The other day, I asked Calvin (my husband) what he thought made our relationship so great. He paused, took a breath, and said, "Total acceptance. You always accept me for who I am. I never feel like I have to worry that you'll judge me, and I definitely felt like that in past relationships."
I loved his answer. Accepting each other for who we are—the good, the bad, and the ugly—has fostered a deep love and emotional safety between us. I'm proud of this because acceptance in long-term relationships is no easy feat. I know this both personally and professionally.
In the past, a lack of acceptance (also known as judgment) was a powerful tool that I used (unconsciously) to push men away. I didn't yet know how to tolerate deep closeness and intimacy. To protect myself from what I wasn't ready for, I'd focus on the things I didn't like about the person until they grew so big that I couldn't see anything else. At that point, disgust would set in, and the relationship would end.

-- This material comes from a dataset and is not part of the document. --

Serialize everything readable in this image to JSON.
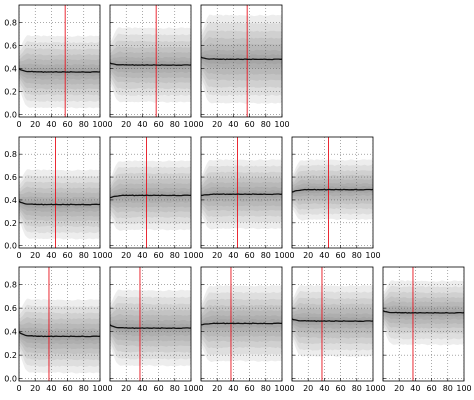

Acceptance might sound simple, but it's far from it. It's easy to accept our partners when they do what we think they should do, when we agree with their decisions, and when they act according to our expectations. Most people can easily accept their partners for their samenesses. It's a whole other ballgame to accept our partners for their differences. It's one of the hardest things for people to do. Instead, they judge each other. They get annoyed at each other because of those judgments. They criticize each other. They don't understand each other. They take things personally that aren't personal. For example, the man who goes to the gym every day judges his wife for sleeping in and skipping her workouts. He gets annoyed at her when she complains that she doesn't like her body. To him, going to the gym is easy. He doesn't understand why it would be hard for her. In reality, she struggles with depression and can't get herself to get up and go workout, despite sincerely wanting to. He doesn't understand that because he doesn’t experience depression the same way she does. As a result, he gets irritated at her, rather than expressing empathy. Then there's the wife who judges her husband for being messy. She's very organized and neat. She can't understand why he isn't the same. Every time she sees laundry left undone, she gets enraged. When the dishes pile up, so does her resentment. She assumes he doesn't care enough about her to do more cleaning when, really, he struggles with ADHD and organization. He'd love to be better at executive functioning tasks, but he can't be, and it's painful for him to be reminded of this by his wife all the time. These are just two examples of how the inability to accept each other's differences leads to pain and disconnection in relationships. Judgment, criticism, and attempts to change the other person, hurts. The disappointment you feel when the other person remains the same, burns. Most people have wounds from their families and our society around never being good enough. Being in a relationship with lots of judgment and criticism might feel familiar, but it doesn’t feel safe, supportive, loving, or healthy. On the other hand, in a relationship where there is acceptance of each other's samenesses and differences, there is the opportunity to heal those exact wounds. In those relationships, you can finally be enough. That’s why acceptance is the most essential relational skill.
Journaling prompts:
What do you criticize in your partner, a friend, a parent, or a sibling? Why is it so hard to accept those things? What happens if you replace your judgments with empathy? What thoughts and feelings emerge for you as you think about this?
What do you need to stop criticizing yourself for?